From the data in Table 1, it can be seen that the phenotype of the obtained lymphocyte cells was mostly CD3 + CD4 +
And CD3 + CD8 + T cells and have T cell receptor alpha-beta chains. Also, other T cells with a small number of T cell receptor gamma-delta chains
Cells and CD16 + NK cells were present. These lymphocytes also contain the IL-2 receptor α chain, β chain, γ chain and I
It strongly expresses the L-12 receptor, and in addition to IL-15, for example, I-2 such as IL-2, IL-4, IL-7, and IL-9
It may be strongly activated by stimuli such as cytokines that transmit information by sharing a part of L-2 receptor and cytokines that transmit information via IL-12 receptor such as IL-12. Can imagine. That is, an additive or synergistic effect on lymphocyte activation is expected by the combination of IL-15 and these cytokines.

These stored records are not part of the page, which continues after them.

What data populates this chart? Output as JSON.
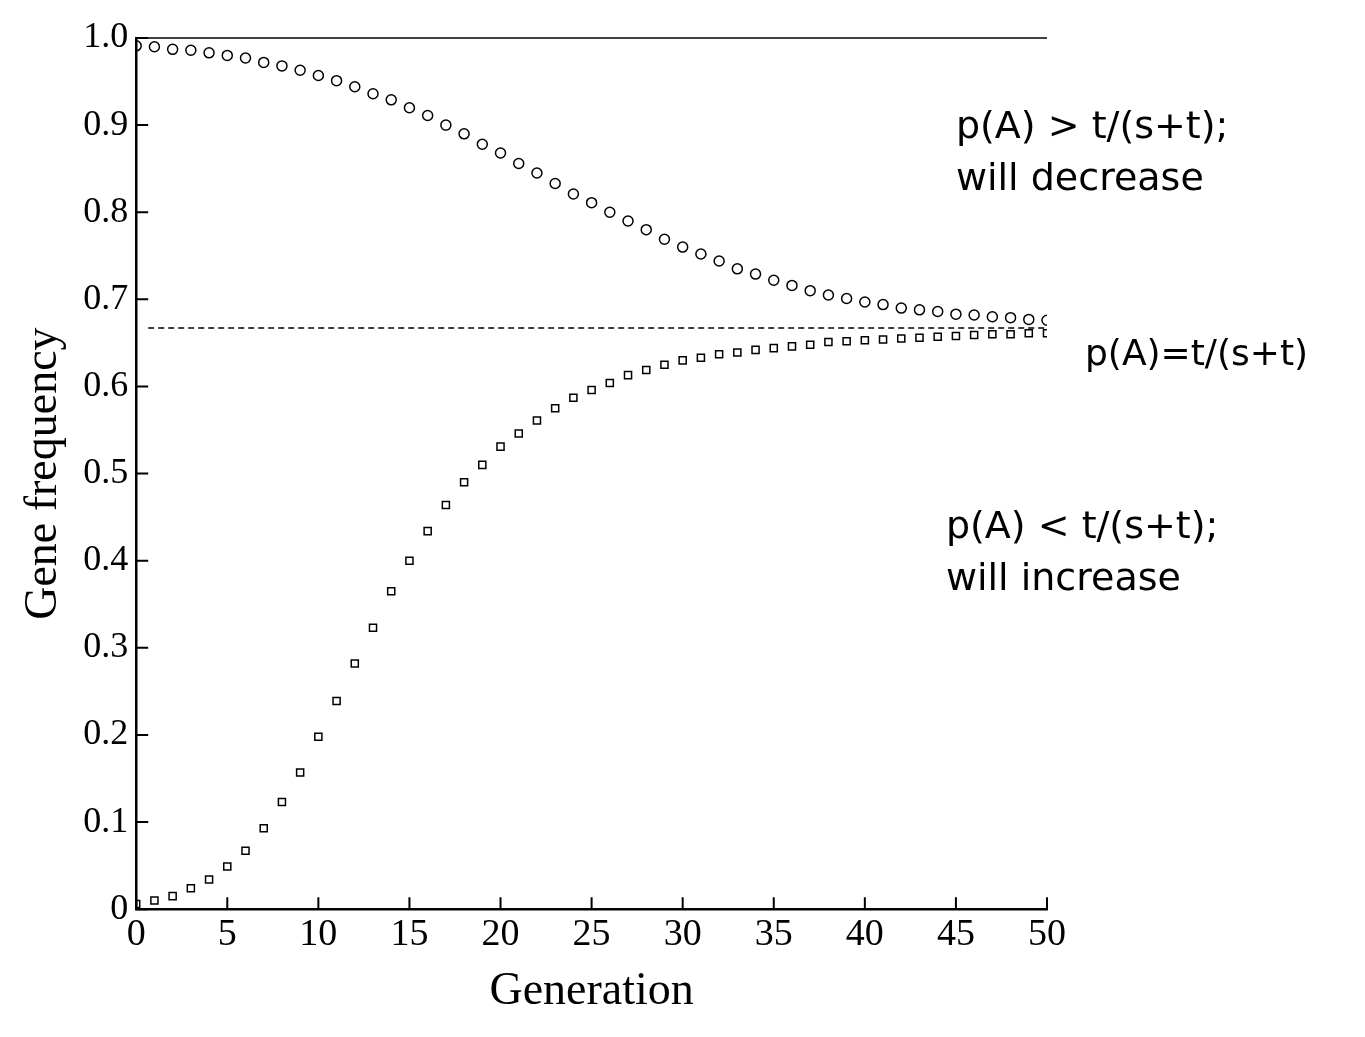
{
  "chart_data": {
    "type": "scatter",
    "xlabel": "Generation",
    "ylabel": "Gene frequency",
    "x": [
      0,
      1,
      2,
      3,
      4,
      5,
      6,
      7,
      8,
      9,
      10,
      11,
      12,
      13,
      14,
      15,
      16,
      17,
      18,
      19,
      20,
      21,
      22,
      23,
      24,
      25,
      26,
      27,
      28,
      29,
      30,
      31,
      32,
      33,
      34,
      35,
      36,
      37,
      38,
      39,
      40,
      41,
      42,
      43,
      44,
      45,
      46,
      47,
      48,
      49,
      50
    ],
    "series": [
      {
        "color": "#000000",
        "marker": "circle",
        "values": [
          0.991,
          0.99,
          0.987,
          0.986,
          0.983,
          0.98,
          0.977,
          0.972,
          0.968,
          0.963,
          0.957,
          0.951,
          0.944,
          0.936,
          0.929,
          0.92,
          0.911,
          0.9,
          0.89,
          0.878,
          0.868,
          0.856,
          0.845,
          0.833,
          0.821,
          0.811,
          0.8,
          0.79,
          0.78,
          0.769,
          0.76,
          0.752,
          0.744,
          0.735,
          0.729,
          0.722,
          0.716,
          0.71,
          0.705,
          0.701,
          0.697,
          0.694,
          0.69,
          0.688,
          0.686,
          0.683,
          0.682,
          0.68,
          0.679,
          0.677,
          0.676
        ]
      },
      {
        "color": "#000000",
        "marker": "square",
        "values": [
          0.006,
          0.01,
          0.015,
          0.024,
          0.034,
          0.049,
          0.067,
          0.093,
          0.123,
          0.157,
          0.198,
          0.239,
          0.282,
          0.323,
          0.365,
          0.4,
          0.434,
          0.464,
          0.49,
          0.51,
          0.531,
          0.546,
          0.561,
          0.575,
          0.587,
          0.596,
          0.604,
          0.613,
          0.619,
          0.625,
          0.63,
          0.633,
          0.637,
          0.639,
          0.642,
          0.644,
          0.646,
          0.648,
          0.651,
          0.652,
          0.653,
          0.654,
          0.655,
          0.656,
          0.657,
          0.658,
          0.659,
          0.66,
          0.66,
          0.661,
          0.661
        ]
      }
    ],
    "xlim": [
      0,
      50
    ],
    "xticks": [
      0,
      5,
      10,
      15,
      20,
      25,
      30,
      35,
      40,
      45,
      50
    ],
    "ylim": [
      0,
      1
    ],
    "yticks": [
      0,
      0.1,
      0.2,
      0.3,
      0.4,
      0.5,
      0.6,
      0.7,
      0.8,
      0.9,
      {
        "value": 1,
        "label": "1.0"
      }
    ],
    "ref_lines": [
      {
        "axis": "y",
        "value": 1,
        "line_style": "solid"
      },
      {
        "axis": "y",
        "value": 0.667,
        "label": "p(A)=t/(s+t)",
        "line_style": "dashed"
      }
    ],
    "annotations": [
      "p(A) > t/(s+t);\nwill decrease",
      "p(A) < t/(s+t);\nwill increase"
    ],
    "grid": false,
    "legend": false
  }
}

(5) Measurement of Damage Activity on Cultured Tumor Cells As effect cells, lymphocytes obtained by culturing were
(Volume / volume) RPMI-1 supplemented with fetal bovine serum (FBS)
After washing with 640 medium three times, suspending the cells in the same medium, counting the number of cells, seeding 200 μl each on the top of a 96-well U-bottom plate (manufactured by Falcon), and diluting by 2 times from the second step onward. A dilution step was made. Subsequently, 51Cr (ICN
Cells (cultivated cancer cell line K56)
2, Daudi and Raji cells) were seeded at 100 μl (1 × 10 ⁴ cells) at 1 × 10 ⁵ cells / ml, mixed with lymphocytes, and cultured at 37 ° C. in 5% CO ₂ for 4 hours. After completion of the culture, 100 μl of the supernatant was collected, and the radioactivity (cp) of 51Cr released by a gamma counter (manufactured by Packard) was measured.
m, test free group). The cytotoxicity rate (%) was calculated by the following equation.

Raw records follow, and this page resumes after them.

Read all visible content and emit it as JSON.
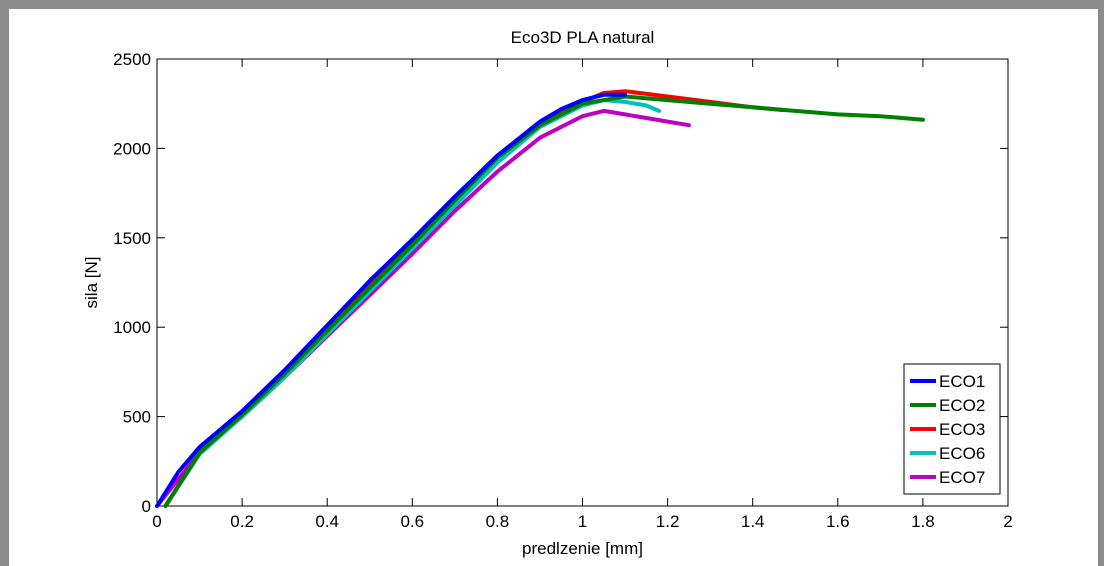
{
  "chart_data": {
    "type": "line",
    "title": "Eco3D PLA natural",
    "xlabel": "predlzenie [mm]",
    "ylabel": "sila [N]",
    "xlim": [
      0,
      2
    ],
    "ylim": [
      0,
      2500
    ],
    "xticks": [
      "0",
      "0.2",
      "0.4",
      "0.6",
      "0.8",
      "1",
      "1.2",
      "1.4",
      "1.6",
      "1.8",
      "2"
    ],
    "yticks": [
      "0",
      "500",
      "1000",
      "1500",
      "2000",
      "2500"
    ],
    "grid": false,
    "legend_position": "bottom-right",
    "series": [
      {
        "name": "ECO1",
        "color": "#0000ff",
        "points": [
          [
            0.0,
            0
          ],
          [
            0.05,
            190
          ],
          [
            0.1,
            330
          ],
          [
            0.2,
            530
          ],
          [
            0.3,
            760
          ],
          [
            0.4,
            1010
          ],
          [
            0.5,
            1260
          ],
          [
            0.6,
            1490
          ],
          [
            0.7,
            1730
          ],
          [
            0.8,
            1960
          ],
          [
            0.9,
            2150
          ],
          [
            0.95,
            2220
          ],
          [
            1.0,
            2270
          ],
          [
            1.05,
            2300
          ],
          [
            1.1,
            2300
          ]
        ]
      },
      {
        "name": "ECO2",
        "color": "#008000",
        "points": [
          [
            0.02,
            0
          ],
          [
            0.1,
            300
          ],
          [
            0.2,
            510
          ],
          [
            0.3,
            740
          ],
          [
            0.4,
            980
          ],
          [
            0.5,
            1220
          ],
          [
            0.6,
            1460
          ],
          [
            0.7,
            1710
          ],
          [
            0.8,
            1950
          ],
          [
            0.9,
            2130
          ],
          [
            1.0,
            2250
          ],
          [
            1.1,
            2290
          ],
          [
            1.2,
            2270
          ],
          [
            1.3,
            2250
          ],
          [
            1.4,
            2230
          ],
          [
            1.5,
            2210
          ],
          [
            1.6,
            2190
          ],
          [
            1.7,
            2180
          ],
          [
            1.8,
            2160
          ]
        ]
      },
      {
        "name": "ECO3",
        "color": "#ff0000",
        "points": [
          [
            0.02,
            0
          ],
          [
            0.1,
            300
          ],
          [
            0.2,
            510
          ],
          [
            0.3,
            740
          ],
          [
            0.4,
            990
          ],
          [
            0.5,
            1230
          ],
          [
            0.6,
            1470
          ],
          [
            0.7,
            1710
          ],
          [
            0.8,
            1950
          ],
          [
            0.9,
            2130
          ],
          [
            1.0,
            2260
          ],
          [
            1.05,
            2310
          ],
          [
            1.1,
            2320
          ],
          [
            1.2,
            2290
          ],
          [
            1.3,
            2260
          ],
          [
            1.4,
            2230
          ],
          [
            1.47,
            2215
          ]
        ]
      },
      {
        "name": "ECO6",
        "color": "#00c0c0",
        "points": [
          [
            0.02,
            0
          ],
          [
            0.1,
            290
          ],
          [
            0.2,
            500
          ],
          [
            0.3,
            720
          ],
          [
            0.4,
            960
          ],
          [
            0.5,
            1200
          ],
          [
            0.6,
            1440
          ],
          [
            0.7,
            1680
          ],
          [
            0.8,
            1920
          ],
          [
            0.9,
            2120
          ],
          [
            1.0,
            2240
          ],
          [
            1.05,
            2270
          ],
          [
            1.1,
            2260
          ],
          [
            1.15,
            2240
          ],
          [
            1.18,
            2210
          ]
        ]
      },
      {
        "name": "ECO7",
        "color": "#c000c0",
        "points": [
          [
            0.0,
            0
          ],
          [
            0.1,
            300
          ],
          [
            0.2,
            500
          ],
          [
            0.3,
            720
          ],
          [
            0.4,
            950
          ],
          [
            0.5,
            1180
          ],
          [
            0.6,
            1410
          ],
          [
            0.7,
            1650
          ],
          [
            0.8,
            1870
          ],
          [
            0.9,
            2060
          ],
          [
            1.0,
            2180
          ],
          [
            1.05,
            2210
          ],
          [
            1.1,
            2190
          ],
          [
            1.2,
            2150
          ],
          [
            1.25,
            2130
          ]
        ]
      }
    ]
  }
}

(Equation 1) Incidentally, ⁵¹ Cr-labeled tumor cells in 3% Triton X-100 was added as a maximum free group of lysing the cells, ⁵¹ Cr-labeled tumor cells alone was spontaneous release group.

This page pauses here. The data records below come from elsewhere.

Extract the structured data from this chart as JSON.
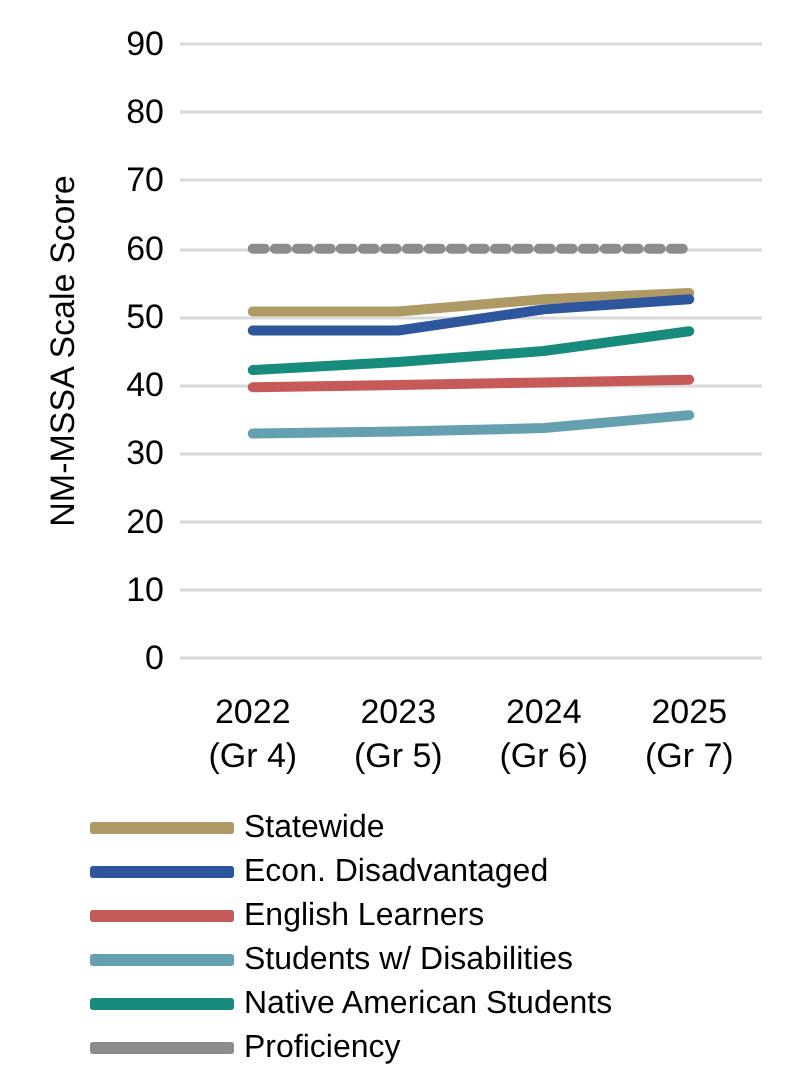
{
  "chart_data": {
    "type": "line",
    "ylabel": "NM-MSSA Scale Score",
    "categories": [
      "2022\n(Gr 4)",
      "2023\n(Gr 5)",
      "2024\n(Gr 6)",
      "2025\n(Gr 7)"
    ],
    "ylim": [
      0,
      90
    ],
    "yticks": [
      0,
      10,
      20,
      30,
      40,
      50,
      60,
      70,
      80,
      90
    ],
    "grid": "y",
    "legend": "bottom",
    "marker": "none",
    "series": [
      {
        "name": "Statewide",
        "color": "#ae9a64",
        "values": [
          50.8,
          50.8,
          52.6,
          53.5
        ]
      },
      {
        "name": "Econ. Disadvantaged",
        "color": "#2e569c",
        "values": [
          48.0,
          48.0,
          51.1,
          52.6
        ]
      },
      {
        "name": "English Learners",
        "color": "#c55a58",
        "values": [
          39.7,
          40.0,
          40.4,
          40.8
        ]
      },
      {
        "name": "Students w/ Disabilities",
        "color": "#65a0b0",
        "values": [
          32.9,
          33.2,
          33.7,
          35.6
        ]
      },
      {
        "name": "Native American Students",
        "color": "#178c7c",
        "values": [
          42.2,
          43.4,
          45.0,
          47.9
        ]
      },
      {
        "name": "Proficiency",
        "color": "#8c8c8c",
        "values": [
          60,
          60,
          60,
          60
        ],
        "line_style": "dashed"
      }
    ]
  }
}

FIG. 1 shows the results. These lymphocytes effectively impaired the established tumor cells as shown in FIG. 1, indicating that they were an effective cell group for use in adoptive immunotherapy.

(6) Preparation of immunotherapeutic agent and method of using the same Immunotherapeutic agent Lymphocyte cells derived from a cancer patient were produced by the above-described method, and a commercially available separating agent (Lymphoprep, Nycomed) was used. And purify it according to the protocol. The obtained 2 × 10 ⁹ cells are suspended in 200 ml of a physiological saline solution containing 0.1% of human serum albumin to prepare an immunotherapeutic agent in the form of drops. How to use the immunotherapeutic agent The whole amount of the above injection is intravenously infused into a cancer patient. By repeating this operation once a month, it is possible to cure the cancer of the cancer patient or to stop or slow down the progress of the symptoms.

[0031]

According to the method for producing lymphocytes according to claims 1 and 2, a sufficient number of activated lymphocytes having an activity of damaging tumor cells and a small number of activated lymphocytes for use in adoptive immunotherapy are used. It is obtained efficiently starting from blood. The immunotherapeutic agent according to claim 3 contains a large amount of activated lymphocytes having an activity of damaging tumor cells, and is useful for adoptive immunotherapy. Furthermore, it is suggested that the combination with other cytokines and other immunostimulants will provide more activated lymphocytes.

[Brief description of the drawings]

FIG. 1 is a graph showing the cytotoxic activity (Cytotoxicity) of lymphocytes (effect cells) obtained by the production method of the present invention on cancer cell lines (target cells).

Claims (3)

[Claims] 1. A method for producing lymphocyte cells, comprising culturing lymphocyte cells in the presence of an anti-CD3 antibody and interleukin 15. 2. A first-stage culturing step of culturing lymphocyte cells in the presence of an immobilized anti-CD3 antibody and interleukin 15, wherein no immobilized anti-CD3 antibody is present and interleukin 15 is present. A method for producing lymphocyte cells, which comprises the steps of a second culture step of culturing below. 3. An immunotherapeutic comprising a lymphocyte cell obtained by the production method according to claim 1.